Sunday 15 April 2012

Dewi Zahrana

Mungkin ada yang bertanya-tanya siapakah nama wanita yang menjadi subjek postingan saya kali ini. Bukan, itu bukan nama pacar apalagi calon istri saya. Hehehe. Jujur aja saya juga baru mengenal wanita ini minggu kemarin. Perkenalan ini terjadi didalam kereta api saat perjalanan pulang saya dari Jogja ke Bekasi. Selama perjalanan tersebut dia menceritakan kisah hidupnya. Tentang pencarian jodohnya...


 
***
Nama lengkapnya Dewi Zahrana, seorang gadis berusia tiga puluh empat tahun. Lulusan S1 Fakultas Teknik Universitas Gadjah Mada dan mengambil pendidikan masternya di Institut Teknologi Bandung. Banyak yang memandang dia sukses. Pendapatan cukup, prestasi yang membanggakan, dan ditunjang dengan sikap yang baik dan sopan membuatnya terlihat sempurna untuk perempuan seusianya. Profesinya sebagai pengajar/dosen telah membuat dia mendapat penghargaan sebagai dosen paling berdedikasi di sebuah kampus swasta terkemuka di Semarang. Dia sangat disegani oleh sesama dosen dan dicintai oleh para mahasiswanya. 

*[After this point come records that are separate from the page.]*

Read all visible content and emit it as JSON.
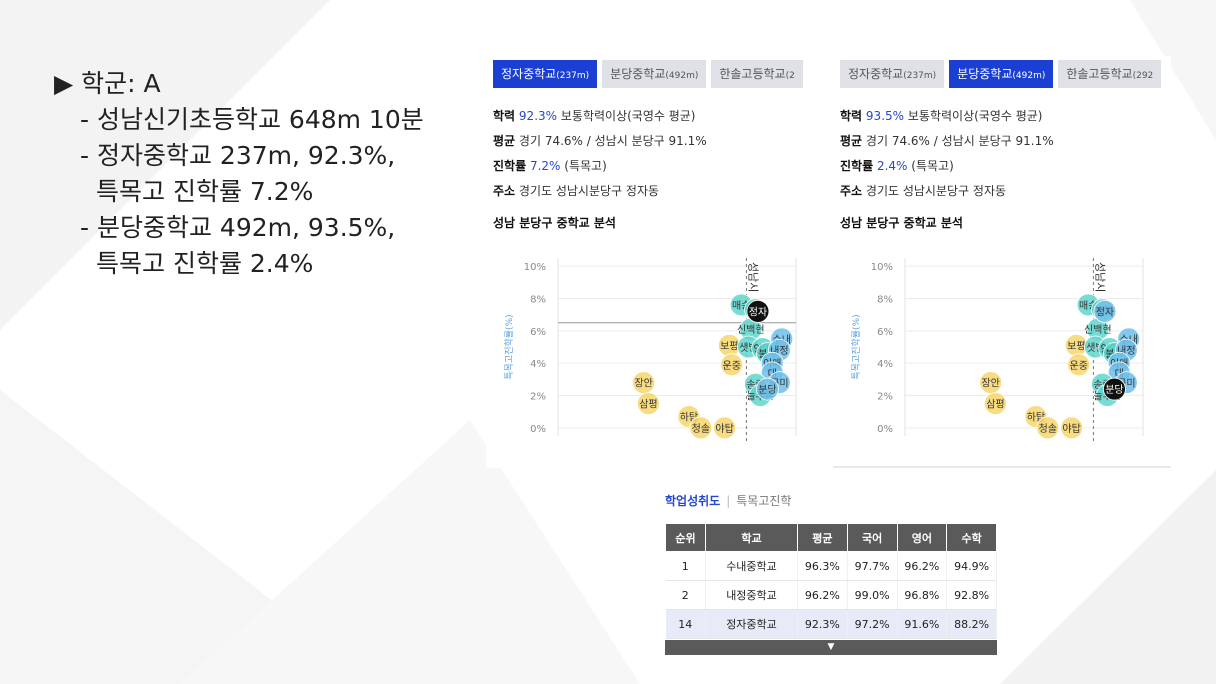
{
  "slide": {
    "bullets": {
      "head": "▶ 학군: A",
      "item1": "- 성남신기초등학교 648m 10분",
      "item2": "- 정자중학교 237m, 92.3%,",
      "item2b": "특목고 진학률 7.2%",
      "item3": "- 분당중학교 492m, 93.5%,",
      "item3b": "특목고 진학률 2.4%"
    }
  },
  "panels": [
    {
      "tabs": [
        {
          "name": "정자중학교",
          "dist": "(237m)",
          "active": true
        },
        {
          "name": "분당중학교",
          "dist": "(492m)",
          "active": false
        },
        {
          "name": "한솔고등학교",
          "dist": "(2",
          "active": false
        }
      ],
      "info": {
        "academic_label": "학력",
        "academic_value": "92.3%",
        "academic_desc": "보통학력이상(국영수 평균)",
        "avg_label": "평균",
        "avg_desc": "경기 74.6% / 성남시 분당구 91.1%",
        "rate_label": "진학률",
        "rate_value": "7.2%",
        "rate_desc": "(특목고)",
        "addr_label": "주소",
        "addr_desc": "경기도 성남시분당구 정자동"
      },
      "analysis_title": "성남 분당구 중학교 분석",
      "highlight": "정자"
    },
    {
      "tabs": [
        {
          "name": "정자중학교",
          "dist": "(237m)",
          "active": false
        },
        {
          "name": "분당중학교",
          "dist": "(492m)",
          "active": true
        },
        {
          "name": "한솔고등학교",
          "dist": "(292",
          "active": false
        }
      ],
      "info": {
        "academic_label": "학력",
        "academic_value": "93.5%",
        "academic_desc": "보통학력이상(국영수 평균)",
        "avg_label": "평균",
        "avg_desc": "경기 74.6% / 성남시 분당구 91.1%",
        "rate_label": "진학률",
        "rate_value": "2.4%",
        "rate_desc": "(특목고)",
        "addr_label": "주소",
        "addr_desc": "경기도 성남시분당구 정자동"
      },
      "analysis_title": "성남 분당구 중학교 분석",
      "highlight": "분당"
    }
  ],
  "chart_data": {
    "type": "scatter",
    "ylabel": "특목고진학률(%)",
    "yticks": [
      "10%",
      "8%",
      "6%",
      "4%",
      "2%",
      "0%"
    ],
    "ylim": [
      -0.5,
      10.5
    ],
    "xlim": [
      0,
      100
    ],
    "vline_label": "성남시",
    "vline_x": 80,
    "colors": {
      "yellow": "#f7d66b",
      "teal": "#5fd6cc",
      "blue": "#6fc0ea",
      "black": "#111111"
    },
    "points": [
      {
        "label": "장안",
        "x": 36,
        "y": 2.8,
        "color": "yellow"
      },
      {
        "label": "삼평",
        "x": 38,
        "y": 1.5,
        "color": "yellow"
      },
      {
        "label": "하탑",
        "x": 55,
        "y": 0.7,
        "color": "yellow"
      },
      {
        "label": "청솔",
        "x": 60,
        "y": 0.0,
        "color": "yellow"
      },
      {
        "label": "야탑",
        "x": 70,
        "y": 0.0,
        "color": "yellow"
      },
      {
        "label": "보평",
        "x": 72,
        "y": 5.1,
        "color": "yellow"
      },
      {
        "label": "운중",
        "x": 73,
        "y": 3.9,
        "color": "yellow"
      },
      {
        "label": "매송",
        "x": 77,
        "y": 7.6,
        "color": "teal"
      },
      {
        "label": "서현",
        "x": 83,
        "y": 7.3,
        "color": "teal"
      },
      {
        "label": "신백현",
        "x": 81,
        "y": 6.1,
        "color": "teal"
      },
      {
        "label": "샛별",
        "x": 80,
        "y": 5.0,
        "color": "teal"
      },
      {
        "label": "양영",
        "x": 86,
        "y": 4.9,
        "color": "teal"
      },
      {
        "label": "불곡",
        "x": 88,
        "y": 4.6,
        "color": "teal"
      },
      {
        "label": "수내",
        "x": 94,
        "y": 5.5,
        "color": "blue"
      },
      {
        "label": "내정",
        "x": 93,
        "y": 4.8,
        "color": "blue"
      },
      {
        "label": "이매",
        "x": 90,
        "y": 4.0,
        "color": "blue"
      },
      {
        "label": "대",
        "x": 90,
        "y": 3.4,
        "color": "blue"
      },
      {
        "label": "구미",
        "x": 93,
        "y": 2.8,
        "color": "blue"
      },
      {
        "label": "송림",
        "x": 83,
        "y": 2.7,
        "color": "teal"
      },
      {
        "label": "늘푸른",
        "x": 85,
        "y": 2.0,
        "color": "teal"
      },
      {
        "label": "분당",
        "x": 88,
        "y": 2.4,
        "color": "blue"
      },
      {
        "label": "정자",
        "x": 84,
        "y": 7.2,
        "color": "blue"
      }
    ]
  },
  "table": {
    "tab_active": "학업성취도",
    "tab_other": "특목고진학",
    "headers": [
      "순위",
      "학교",
      "평균",
      "국어",
      "영어",
      "수학"
    ],
    "rows": [
      [
        "1",
        "수내중학교",
        "96.3%",
        "97.7%",
        "96.2%",
        "94.9%"
      ],
      [
        "2",
        "내정중학교",
        "96.2%",
        "99.0%",
        "96.8%",
        "92.8%"
      ],
      [
        "14",
        "정자중학교",
        "92.3%",
        "97.2%",
        "91.6%",
        "88.2%"
      ]
    ],
    "more_icon": "▼"
  }
}
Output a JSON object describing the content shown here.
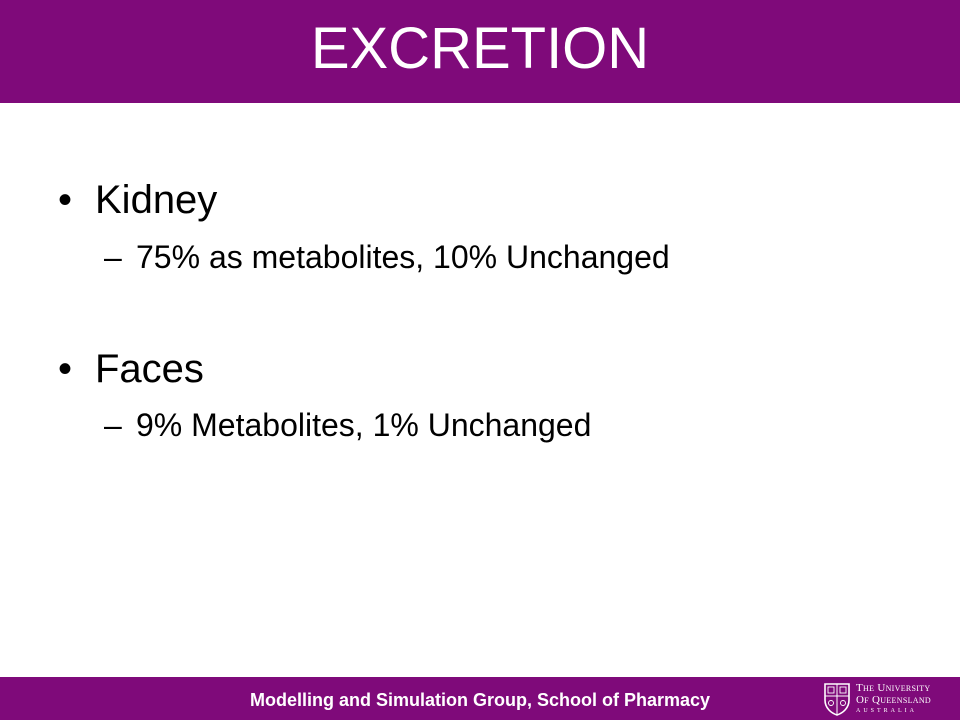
{
  "slide": {
    "title": "EXCRETION",
    "bullet_symbol": "•",
    "sub_symbol": "–",
    "items": [
      {
        "label": "Kidney",
        "sub": "75% as metabolites, 10% Unchanged"
      },
      {
        "label": "Faces",
        "sub": "9% Metabolites, 1% Unchanged"
      }
    ]
  },
  "footer": {
    "text": "Modelling and Simulation Group, School of Pharmacy",
    "logo_line1": "The University",
    "logo_line2": "Of Queensland",
    "logo_line3": "AUSTRALIA"
  },
  "colors": {
    "brand_purple": "#7f0a7a",
    "text": "#000000",
    "background": "#ffffff"
  }
}
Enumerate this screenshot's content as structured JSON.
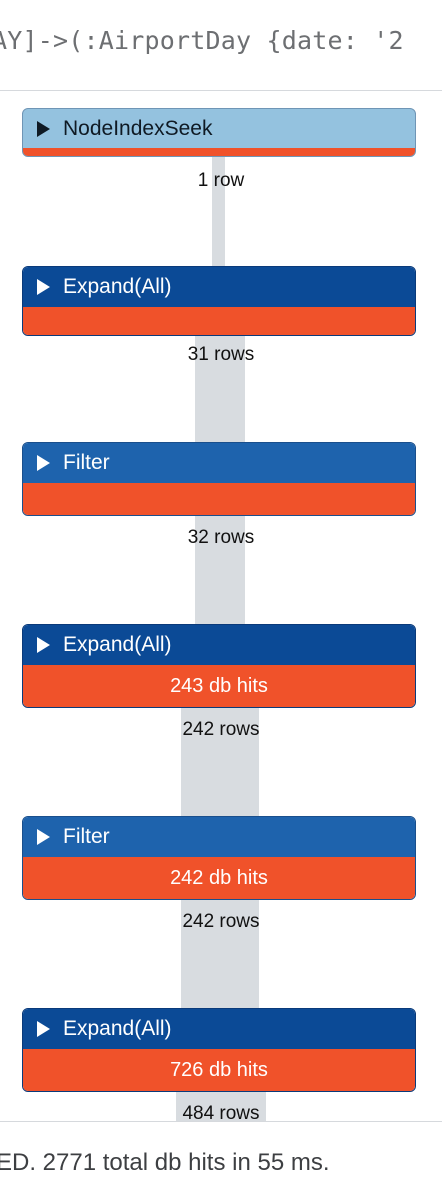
{
  "query": {
    "text": "AY]->(:AirportDay {date: '2"
  },
  "plan": {
    "operators": [
      {
        "label": "NodeIndexSeek",
        "db_hits": "",
        "rows": "1 row",
        "style": "light"
      },
      {
        "label": "Expand(All)",
        "db_hits": "",
        "rows": "31 rows",
        "style": "dark"
      },
      {
        "label": "Filter",
        "db_hits": "",
        "rows": "32 rows",
        "style": "mid"
      },
      {
        "label": "Expand(All)",
        "db_hits": "243 db hits",
        "rows": "242 rows",
        "style": "dark"
      },
      {
        "label": "Filter",
        "db_hits": "242 db hits",
        "rows": "242 rows",
        "style": "mid"
      },
      {
        "label": "Expand(All)",
        "db_hits": "726 db hits",
        "rows": "484 rows",
        "style": "dark"
      }
    ]
  },
  "status": {
    "summary": "ED. 2771 total db hits in 55 ms."
  },
  "colors": {
    "operator_light": "#94c2df",
    "operator_dark": "#0b4a96",
    "operator_mid": "#1e63ad",
    "db_hits_bar": "#f0522a",
    "pipe": "#d8dce0"
  }
}
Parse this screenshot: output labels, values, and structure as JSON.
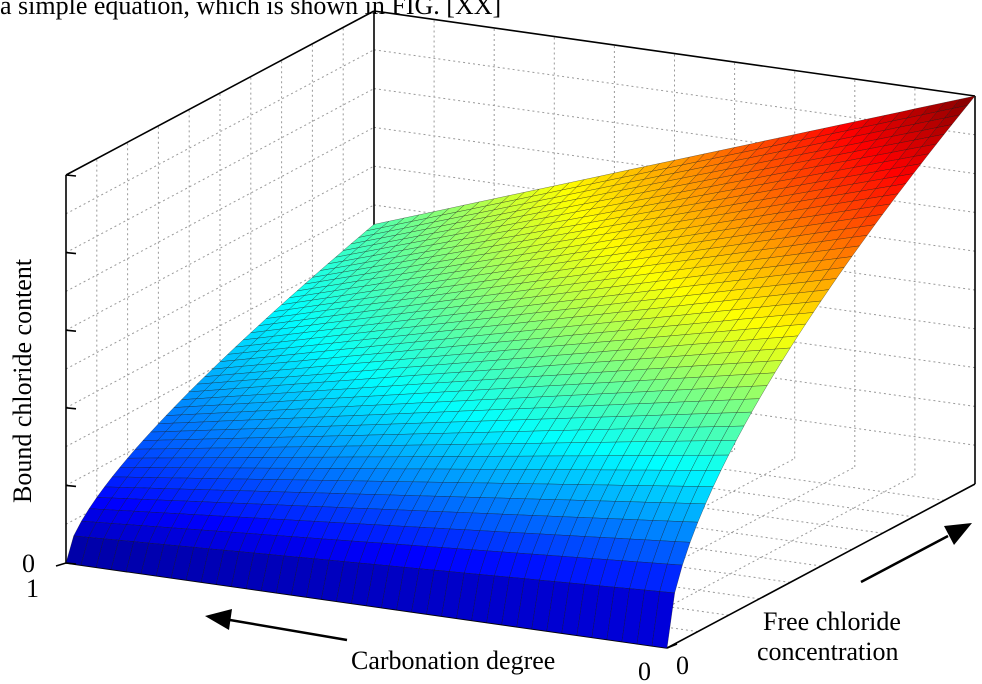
{
  "header": {
    "text": "a simple equation, which is shown in FIG. [XX]"
  },
  "chart_data": {
    "type": "surface3d",
    "title": "",
    "axes": {
      "x": {
        "label": "Carbonation degree",
        "range": [
          0,
          1
        ],
        "tick_labels": [
          "0",
          "1"
        ],
        "arrow": "toward 1 (left)"
      },
      "y": {
        "label_lines": [
          "Free chloride",
          "concentration"
        ],
        "tick_labels": [
          "0"
        ],
        "arrow": "increasing (up-right)"
      },
      "z": {
        "label": "Bound chloride content",
        "tick_labels": [
          "0"
        ]
      }
    },
    "surface": {
      "description_free": "bound chloride rises with free chloride concentration and falls as carbonation degree increases",
      "colormap": "jet",
      "grid": true
    },
    "grid": true,
    "colors": {
      "low": "#00008f",
      "mid": "#00ffff",
      "high": "#800000"
    }
  }
}
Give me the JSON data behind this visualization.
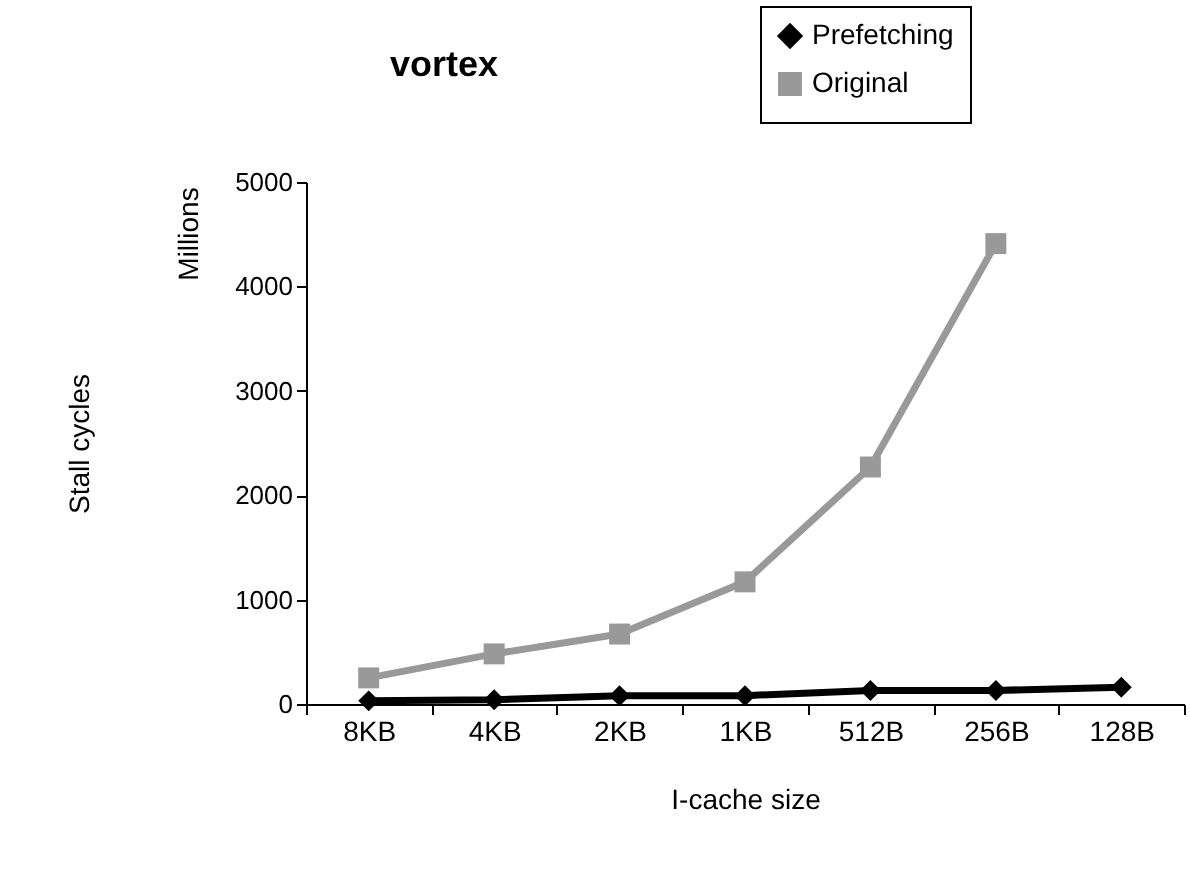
{
  "chart_data": {
    "type": "line",
    "title": "vortex",
    "xlabel": "I-cache size",
    "ylabel": "Stall cycles",
    "annotations": [
      "Millions"
    ],
    "categories": [
      "8KB",
      "4KB",
      "2KB",
      "1KB",
      "512B",
      "256B",
      "128B"
    ],
    "series": [
      {
        "name": "Prefetching",
        "color": "#000000",
        "marker": "diamond",
        "values": [
          30,
          40,
          80,
          80,
          130,
          130,
          160
        ]
      },
      {
        "name": "Original",
        "color": "#999999",
        "marker": "square",
        "values": [
          250,
          480,
          670,
          1170,
          2270,
          4410,
          null
        ]
      }
    ],
    "ylim": [
      0,
      5000
    ],
    "yticks": [
      0,
      1000,
      2000,
      3000,
      4000,
      5000
    ],
    "grid": false,
    "legend": "top right",
    "line_style": "solid"
  }
}
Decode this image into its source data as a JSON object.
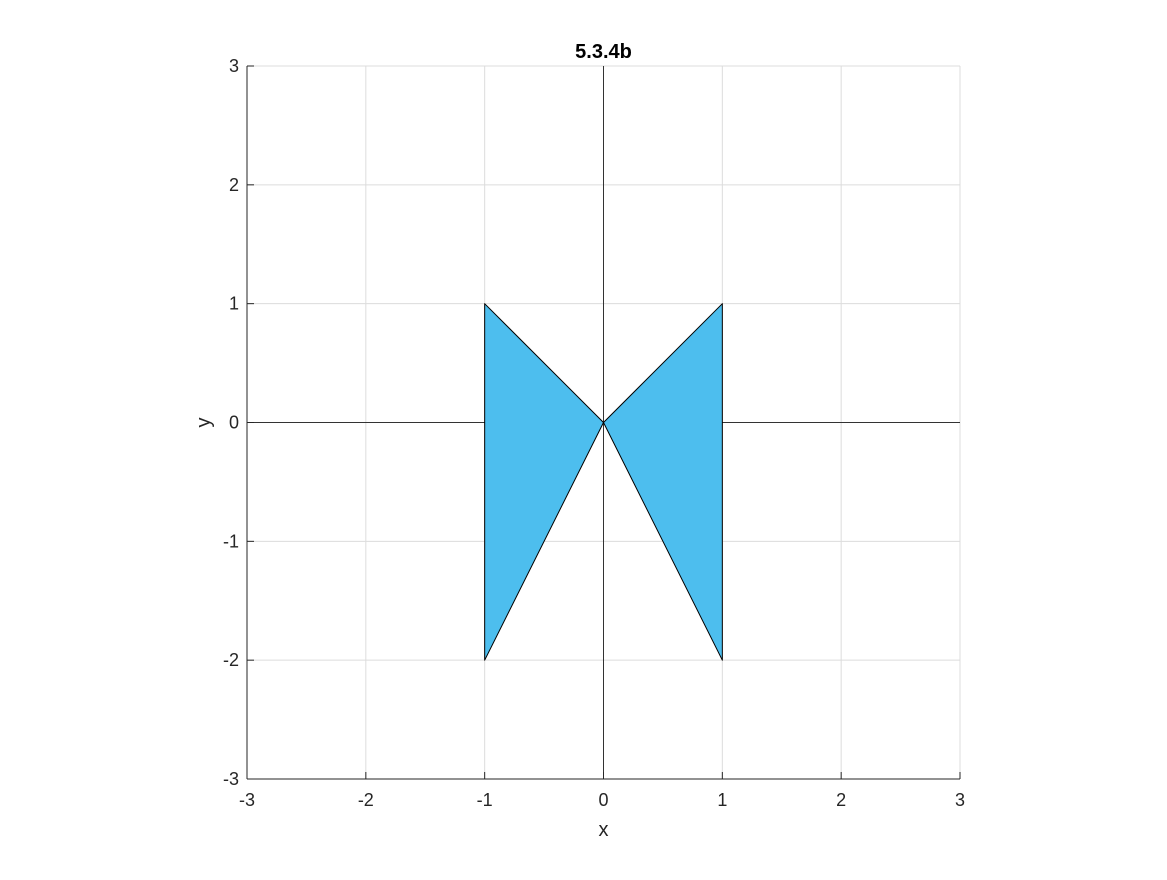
{
  "chart_data": {
    "type": "area",
    "title": "5.3.4b",
    "xlabel": "x",
    "ylabel": "y",
    "xlim": [
      -3,
      3
    ],
    "ylim": [
      -3,
      3
    ],
    "xticks": [
      -3,
      -2,
      -1,
      0,
      1,
      2,
      3
    ],
    "yticks": [
      -3,
      -2,
      -1,
      0,
      1,
      2,
      3
    ],
    "grid": true,
    "show_origin_lines": true,
    "polygons": [
      {
        "vertices": [
          [
            -1,
            1
          ],
          [
            0,
            0
          ],
          [
            -1,
            -2
          ]
        ]
      },
      {
        "vertices": [
          [
            1,
            1
          ],
          [
            0,
            0
          ],
          [
            1,
            -2
          ]
        ]
      }
    ],
    "colors": {
      "fill": "#4DBEEE",
      "edge": "#000000",
      "grid": "#dcdcdc",
      "axis": "#262626",
      "origin_line": "#333333"
    }
  }
}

Tak ada yang kurang dengan Rana, panggilannya. Dia sudah mendapat apa yang telah dicita-citakannya kecuali satu hal, yaitu pendamping hidup. Di usianya yang sudah matang dia masih belum memutuskan untuk menikah. Saat perempuan seusianya sudah menimang anak, dia masih saja sendiri. Bahkan mahasiswi yang ia bimbing untuk skripsi sudah banyak yang menikah. Ia meneteskan airmata. Sudah banyak kumbang yang berusaha hinggap di hatinya, tapi entah kenapa ia menolak mereka tanpa pertimbangan. Ia menyadari prestasi sejati bukan hanya prestasi akademik semata. Ketika ia sadar harus rendah hati dan ingin mendapat pendamping hidup yang baik. Ketika ia menyadari ingin menjadi muslimah yang seutuhnya. Ketika ia sadar bahwa yang ia hadapi kini adalah jalan terjal yang menguji kesabarannya. Saat ia memikirkan hal-hal tersebut, maka terbayang wajah kedua orangtuanya yang muncul dengan pertanyaan, "Kowe mikir opo Nduk? Kowe ngenteni opo? Dadine kapan kowe kawin, Nduk?"
  
Cobaan pertama tiba saat Dekan Fakultas Teknik dimana ia mengajar berniat melamarnya. Duda berusia lima puluh lima tahun, kredibilitas intelektual dan materinya sudah tidak diragukan lagi. Ditambah lagi dengan titel haji yang disandangnya. Orangtua Rana berharap semoga keputusan putri kesayangannya lain dari sebelum-sebelumnya, Tapi Rana sudah punya keputusan sendiri, ia sudah bulat menolak karena kredibilitas moral dekan tsb yang tidak bisa ditolerir oleh Rana. Ia teringat akan apa yang telah dilakukan sang dekan kepada beberapa mahasiswinya yang dikencani diam-diam, ia tidak akan mungkin memaafkan. Rana teringat akan sabda Baginda Nabi Muhammad SAW "Al 'ajalatu minasy syaithan | Tergesa-gesa itu datangnya dari setan".  Ia tidak mau tergesa-gesa. Dan ia tidak mau mengecewakan siapapun. Termasuk dirinya sendiri. Mendengar pendapat putrinya, kedua orangtua Rana sudah paham kemana arah perkataan putrinya itu.
"Kamu mikir apa, Anakku? Kamu menunggu apa? Kapan kamu menikah, Anakku?"
Kata-kata tersebut masih terngiang-ngiang di telinga Rana. Dia tahu telah mengecewakan orangtuanya yang telah berharap besar kepadanya. Rana hanya ingin menunggu lelaki shaleh yang pas di hatinya. Itu saja. Ia merasa agak sulit memahamkan kepada kedua orangtuanya bahwa keshalehan seseorang tidak dilihat dari sudah haji/belum. Tidak dilihat dari peci atau baju koko putih yang dikenakannya. Rana tidak mau asal menikah. Menikah adalah ibadah, tidak boleh asal-asalan. Harus dikuatkan benar syarat rukunnya. Meskipun ia tahu ia sudah jadi perawan tua yang sangat terlambat menikah, namun ia tidak mau gegabah dalam memilih ayah untuk anak-anaknya kelak. Tak lama setelah menolak lamaran sang dekan, ia memutuskan untuk pindah dari universitas dan mengajar di STM Al Fatah yang berada dibawah payung Yayasan Pesantren Al Fatah di daerah Mranggen. Menurut hematnya semua itu adalah demi kebaikan bersama dan mencegah hal-hal yang tidak diinginkan.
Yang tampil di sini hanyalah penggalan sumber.